*Assistant Professor, Department of Management Studies, Gurgaon Institute of Technology & Management, Gurgaon, India
**Assistant Professor, School of Management Studies, IGPGRC, Meerpur, Haryana, India
The purpose of this paper is to gain a better understanding of how some factors are critical for the successful application of Knowledge Management (KM). A literature review is in order to identify and categorize the existing measures, suitable for evaluating the hypothesis. Then followed for each construct the existing scales identified, adjusted for application to the specific research field.

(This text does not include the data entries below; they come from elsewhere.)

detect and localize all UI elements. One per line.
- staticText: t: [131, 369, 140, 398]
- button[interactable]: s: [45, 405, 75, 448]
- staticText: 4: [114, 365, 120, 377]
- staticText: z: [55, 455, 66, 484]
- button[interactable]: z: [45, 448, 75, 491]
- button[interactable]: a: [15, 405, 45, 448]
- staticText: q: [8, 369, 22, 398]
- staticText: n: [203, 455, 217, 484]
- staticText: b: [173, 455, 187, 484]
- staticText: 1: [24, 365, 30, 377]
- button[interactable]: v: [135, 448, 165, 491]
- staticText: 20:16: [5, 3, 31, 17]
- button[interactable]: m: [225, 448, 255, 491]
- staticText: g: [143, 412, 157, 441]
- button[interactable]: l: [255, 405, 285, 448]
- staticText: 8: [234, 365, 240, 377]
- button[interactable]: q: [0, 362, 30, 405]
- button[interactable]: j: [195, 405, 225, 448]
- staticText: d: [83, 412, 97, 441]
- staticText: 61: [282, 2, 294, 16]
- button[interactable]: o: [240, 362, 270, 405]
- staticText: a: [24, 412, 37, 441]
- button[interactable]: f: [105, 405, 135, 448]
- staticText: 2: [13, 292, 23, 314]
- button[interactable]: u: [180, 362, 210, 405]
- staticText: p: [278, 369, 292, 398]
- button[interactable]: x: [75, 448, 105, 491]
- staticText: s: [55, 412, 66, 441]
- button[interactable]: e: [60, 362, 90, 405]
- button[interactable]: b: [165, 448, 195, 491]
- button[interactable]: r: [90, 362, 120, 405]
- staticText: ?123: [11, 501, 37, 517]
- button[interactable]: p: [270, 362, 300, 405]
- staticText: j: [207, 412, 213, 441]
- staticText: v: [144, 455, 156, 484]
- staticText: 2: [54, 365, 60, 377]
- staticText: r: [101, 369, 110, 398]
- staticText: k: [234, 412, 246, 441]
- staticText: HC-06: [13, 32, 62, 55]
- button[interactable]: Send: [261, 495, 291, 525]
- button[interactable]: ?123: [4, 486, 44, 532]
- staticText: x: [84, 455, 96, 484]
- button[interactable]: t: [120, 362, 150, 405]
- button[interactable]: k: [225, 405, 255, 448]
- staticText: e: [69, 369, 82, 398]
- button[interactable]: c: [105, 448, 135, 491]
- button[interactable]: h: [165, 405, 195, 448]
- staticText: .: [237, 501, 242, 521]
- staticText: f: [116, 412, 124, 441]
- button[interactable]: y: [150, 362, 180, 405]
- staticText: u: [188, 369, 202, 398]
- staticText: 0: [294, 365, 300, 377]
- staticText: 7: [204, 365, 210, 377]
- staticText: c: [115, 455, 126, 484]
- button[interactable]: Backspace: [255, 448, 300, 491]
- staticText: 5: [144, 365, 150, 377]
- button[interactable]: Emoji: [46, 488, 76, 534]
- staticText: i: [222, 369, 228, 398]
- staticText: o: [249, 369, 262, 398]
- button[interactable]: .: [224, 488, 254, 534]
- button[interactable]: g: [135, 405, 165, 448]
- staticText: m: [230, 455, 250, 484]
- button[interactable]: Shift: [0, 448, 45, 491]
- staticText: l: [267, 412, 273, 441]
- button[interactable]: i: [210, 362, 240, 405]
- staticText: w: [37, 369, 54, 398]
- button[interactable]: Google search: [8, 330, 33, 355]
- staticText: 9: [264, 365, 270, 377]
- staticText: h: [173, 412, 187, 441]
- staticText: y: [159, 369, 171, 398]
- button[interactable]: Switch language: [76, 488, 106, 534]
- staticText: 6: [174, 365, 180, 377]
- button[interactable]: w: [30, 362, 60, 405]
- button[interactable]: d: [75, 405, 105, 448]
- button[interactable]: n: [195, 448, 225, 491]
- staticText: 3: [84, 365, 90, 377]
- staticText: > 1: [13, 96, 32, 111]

It is not an exaggeration to suggest that there are teachers, faculty, and administrators at every school, college, and university in the country who are employing information management strategies to improve decision-making. The practices of knowledge management offer ways for people to build on that energy; organize efforts; share resources, information and knowledge; and bring about improvement. The most successful efforts start small, with pilot projects, and later expand to larger and more encompassing initiatives—and they maintain a focus on people and their needs. An organization should have the capacity to exploit its knowledge and learning capabilities better than its competitors, if it decides to assume a given competitive strategy.
Although KM is and as an enterprise-wide goal, many institutions kickoff an initiative in one department and then extend the practices throughout other parts of the organization. Knowledge management (KM) is a process that helps organizations find, select, organize, disseminate, and transfer important information and expertise to gain business advantage.